Last week I was at the funeral of my uncle Tony, in Hove. It was the same spot I was at a year previously, for my aunt Julie. Now the two are together again.

My dad produced a picture of him and Tony in 1941, when they were in the Lake District, evacuated there from Eastbourne. They were on a bike ride. The ten-year-old Tony's confidence with the bike, leant negligently against him, was in marked contrast to his cowboy-hatted younger brother's excitement and anxiety. Tony had just taught him to ride. For my dad a bike ride was a literary experience whose meaning you could express in words; for Tony it was something deeper and less articulate, something you did and were good at.

Strange contrast to their later lives: then it was Tony who seemed like the anxious one, kindly but shy, awkward with social settings. He had trained as an engineer with the RAF, later he was an electronic engineer for radio and TV manufacturers. He and Julie lived quiet lives, wrapped up in their hobbies. I can't think of Tony without thinking about things: his collection of the oldest radios, his model aeroplanes and trains, his 78s (later, CDs) of Bing Crosby, Glenn Miller, Chet Atkins, Elvis Presley, his books of silent movie stills. I feel I have quite a lot in common with him, but we never really got to know each other, the shyness was too deep on both sides. At the funeral my dad recalled Tony's shapeless working jacket, bulging with components, screwdrivers, flux, a soldering iron...  When we emptied their house last summer, one of the rooms was entirely devoted to little labelled cabinets of screws, transistors, diodes, terminal clips, wire.

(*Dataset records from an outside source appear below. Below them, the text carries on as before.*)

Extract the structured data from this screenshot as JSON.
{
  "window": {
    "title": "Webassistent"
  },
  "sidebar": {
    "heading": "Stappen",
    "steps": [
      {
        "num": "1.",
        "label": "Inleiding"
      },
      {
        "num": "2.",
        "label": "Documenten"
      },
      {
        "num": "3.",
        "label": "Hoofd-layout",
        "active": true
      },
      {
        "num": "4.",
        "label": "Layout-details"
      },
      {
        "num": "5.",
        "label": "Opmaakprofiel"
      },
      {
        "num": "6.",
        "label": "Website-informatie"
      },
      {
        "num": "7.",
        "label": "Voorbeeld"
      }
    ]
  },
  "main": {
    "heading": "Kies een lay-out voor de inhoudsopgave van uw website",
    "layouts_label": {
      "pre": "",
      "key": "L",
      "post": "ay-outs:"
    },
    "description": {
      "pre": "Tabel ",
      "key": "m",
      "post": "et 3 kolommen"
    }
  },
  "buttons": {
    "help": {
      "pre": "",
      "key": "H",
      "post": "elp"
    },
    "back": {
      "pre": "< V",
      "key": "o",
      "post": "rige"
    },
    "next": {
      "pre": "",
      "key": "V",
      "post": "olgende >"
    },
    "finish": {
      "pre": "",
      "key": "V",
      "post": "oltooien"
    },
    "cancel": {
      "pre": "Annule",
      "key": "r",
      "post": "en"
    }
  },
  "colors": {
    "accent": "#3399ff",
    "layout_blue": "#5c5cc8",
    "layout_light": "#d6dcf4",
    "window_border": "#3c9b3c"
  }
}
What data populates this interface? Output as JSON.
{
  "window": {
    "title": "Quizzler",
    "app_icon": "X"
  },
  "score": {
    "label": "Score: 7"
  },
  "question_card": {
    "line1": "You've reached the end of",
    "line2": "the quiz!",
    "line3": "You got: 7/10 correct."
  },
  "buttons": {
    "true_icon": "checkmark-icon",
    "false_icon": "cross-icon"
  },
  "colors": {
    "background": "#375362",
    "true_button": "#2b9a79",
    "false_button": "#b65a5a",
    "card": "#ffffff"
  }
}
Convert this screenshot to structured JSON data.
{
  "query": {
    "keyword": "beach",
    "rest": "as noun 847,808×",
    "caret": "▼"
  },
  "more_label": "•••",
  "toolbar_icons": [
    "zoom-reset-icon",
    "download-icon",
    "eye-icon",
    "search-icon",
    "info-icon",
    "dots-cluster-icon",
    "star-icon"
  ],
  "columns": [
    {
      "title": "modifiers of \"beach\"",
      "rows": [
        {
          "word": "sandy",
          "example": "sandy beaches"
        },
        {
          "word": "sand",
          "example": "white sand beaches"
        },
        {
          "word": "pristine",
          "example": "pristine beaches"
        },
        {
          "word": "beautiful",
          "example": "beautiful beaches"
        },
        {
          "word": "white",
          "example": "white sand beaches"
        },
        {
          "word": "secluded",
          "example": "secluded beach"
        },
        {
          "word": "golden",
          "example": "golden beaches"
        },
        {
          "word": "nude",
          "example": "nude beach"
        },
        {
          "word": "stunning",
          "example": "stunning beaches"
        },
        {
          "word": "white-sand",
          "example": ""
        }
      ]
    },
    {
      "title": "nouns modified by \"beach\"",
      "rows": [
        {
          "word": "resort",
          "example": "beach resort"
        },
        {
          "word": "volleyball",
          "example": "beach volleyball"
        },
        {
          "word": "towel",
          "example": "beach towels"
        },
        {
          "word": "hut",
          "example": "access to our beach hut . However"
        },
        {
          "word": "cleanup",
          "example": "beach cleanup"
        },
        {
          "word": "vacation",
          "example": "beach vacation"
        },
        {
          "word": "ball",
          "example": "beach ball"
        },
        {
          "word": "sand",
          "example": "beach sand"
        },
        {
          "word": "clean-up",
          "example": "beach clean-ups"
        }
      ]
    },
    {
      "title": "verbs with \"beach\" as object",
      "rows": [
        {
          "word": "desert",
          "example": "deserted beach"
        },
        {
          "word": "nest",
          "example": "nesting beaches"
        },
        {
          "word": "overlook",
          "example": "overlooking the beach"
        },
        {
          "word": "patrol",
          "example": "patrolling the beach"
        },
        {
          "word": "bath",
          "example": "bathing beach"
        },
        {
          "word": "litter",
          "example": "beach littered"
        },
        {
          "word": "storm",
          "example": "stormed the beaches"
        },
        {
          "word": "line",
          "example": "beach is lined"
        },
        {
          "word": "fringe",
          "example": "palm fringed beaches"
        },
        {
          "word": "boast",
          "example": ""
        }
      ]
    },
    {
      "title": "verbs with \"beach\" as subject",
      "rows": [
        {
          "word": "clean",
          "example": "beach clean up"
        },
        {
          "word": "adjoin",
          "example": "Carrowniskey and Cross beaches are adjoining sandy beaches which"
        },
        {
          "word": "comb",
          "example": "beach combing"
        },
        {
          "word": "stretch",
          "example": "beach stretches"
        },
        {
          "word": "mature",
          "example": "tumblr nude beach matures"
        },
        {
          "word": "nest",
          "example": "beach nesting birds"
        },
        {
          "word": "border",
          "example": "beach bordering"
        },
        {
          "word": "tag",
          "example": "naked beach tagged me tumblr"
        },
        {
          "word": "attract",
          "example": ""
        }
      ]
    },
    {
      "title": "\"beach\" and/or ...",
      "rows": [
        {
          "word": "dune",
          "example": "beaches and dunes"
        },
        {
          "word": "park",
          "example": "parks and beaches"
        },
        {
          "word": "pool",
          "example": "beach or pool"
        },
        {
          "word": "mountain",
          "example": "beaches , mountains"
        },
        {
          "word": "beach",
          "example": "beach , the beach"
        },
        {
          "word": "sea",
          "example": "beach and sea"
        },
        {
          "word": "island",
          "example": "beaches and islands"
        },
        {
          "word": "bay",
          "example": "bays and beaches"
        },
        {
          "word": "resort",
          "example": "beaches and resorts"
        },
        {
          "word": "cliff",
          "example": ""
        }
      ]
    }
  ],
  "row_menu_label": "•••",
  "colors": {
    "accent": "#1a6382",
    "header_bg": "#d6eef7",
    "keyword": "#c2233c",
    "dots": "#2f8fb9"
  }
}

Coincidentally, the next day I had to buy a soldering iron. I've never used one before, but now I had no choice. For weeks the driver's side rear light hadn't been working; indeed the bulb wouldn't even fit, the bulb-holder was so badly corroded. And even if I could have fitted it, it wouldn't have worked, because one of the connectors had simply flaked off and disappeared. I really needed a new bulb-holder, but I couldn't source one. So I had to fix up what I had with adapted bits from a not-quite-mirror-image bulb-holder for the passenger's side. It was a hideous job, but after many hours of intricate work clumsily executed with inappropriate tools, much cursing -- and eventually some poor-quality soldering -- I am legal again. It was a bodge, the inevitable resort of those (like my dad and me) who would rather spend time reading.